The evidence for the success of Solution Focused Brief Therapy is now well established – see, for example, the recent comprehensive overview by Gingerich and Peterson, Effectiveness of Solution-Focused Brief Therapy: a systematic qualitative review of controlled outcome studies (in Research on Social Work Practice, 2013) – but it is not always easy, when asked ‘does it work with X?’, to point to research in relation to specific problems, and the same applies with the prevention of young people coming into care. One can at least point to local projects that are getting excellent results. For example, there is a major initiative in Essex County Council that started in early 2012. There, the Intensive Family Support Service in the Divisional-Based Intervention Teams (D-BIT), under the inspired leadership of Sue Lancaster and basing its work on solution focused practice, is having a major impact on reducing the numbers of young people requiring reception into care. BRIEF is proud to be associated with the work of these teams – even if it is from the sidelines as trainers!
It is also a great pleasure to revisit the Ofsted (the Office for Standards in Education, Children’s Services and Skills in England) publication Edging Away From Care – how services successfully prevent young people entering care (published October 2011).
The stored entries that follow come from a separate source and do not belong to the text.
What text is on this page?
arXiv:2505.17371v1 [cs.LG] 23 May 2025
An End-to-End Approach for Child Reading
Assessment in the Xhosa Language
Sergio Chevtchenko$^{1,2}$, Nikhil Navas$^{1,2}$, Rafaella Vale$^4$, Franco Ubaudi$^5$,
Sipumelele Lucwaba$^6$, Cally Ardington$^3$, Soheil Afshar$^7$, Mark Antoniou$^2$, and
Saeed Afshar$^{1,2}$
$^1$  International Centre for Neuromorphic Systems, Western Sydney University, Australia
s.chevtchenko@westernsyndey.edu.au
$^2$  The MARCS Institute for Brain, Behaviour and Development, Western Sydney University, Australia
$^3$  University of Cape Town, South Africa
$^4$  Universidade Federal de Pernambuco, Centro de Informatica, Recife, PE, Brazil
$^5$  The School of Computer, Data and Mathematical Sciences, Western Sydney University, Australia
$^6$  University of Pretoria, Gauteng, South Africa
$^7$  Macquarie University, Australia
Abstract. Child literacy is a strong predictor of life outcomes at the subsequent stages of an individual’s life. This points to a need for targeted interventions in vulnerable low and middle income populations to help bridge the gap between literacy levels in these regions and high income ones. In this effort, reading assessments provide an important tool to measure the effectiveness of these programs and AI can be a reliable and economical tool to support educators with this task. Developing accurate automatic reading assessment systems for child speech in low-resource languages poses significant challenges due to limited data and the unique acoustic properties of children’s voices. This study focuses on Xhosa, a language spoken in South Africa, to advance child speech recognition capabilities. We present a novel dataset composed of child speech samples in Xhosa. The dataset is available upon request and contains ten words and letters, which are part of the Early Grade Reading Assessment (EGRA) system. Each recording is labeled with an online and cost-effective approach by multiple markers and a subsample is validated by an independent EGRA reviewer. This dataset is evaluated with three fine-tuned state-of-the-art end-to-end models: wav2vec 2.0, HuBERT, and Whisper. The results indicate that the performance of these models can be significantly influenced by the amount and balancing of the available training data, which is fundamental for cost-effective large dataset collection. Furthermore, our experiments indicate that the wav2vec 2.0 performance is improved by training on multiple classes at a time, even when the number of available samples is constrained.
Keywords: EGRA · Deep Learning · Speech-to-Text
This document should be essential reading for anyone who works with young people because, in my opinion, what is reported goes to the heart of good practice in any setting. It shows, to quote, “how services in 11 local authorities helped to change the lives of young people at risk of entering care for the better. It identifies the successful intervention services seen by inspectors during the survey and considers what young people, their families and the managers and professionals interviewed explained as the main factors that contributed to effective help” (p4). People with a solution focused outlook would immediately sit up straighter at this point. What, a government report that is about successful work and not about what has gone wrong?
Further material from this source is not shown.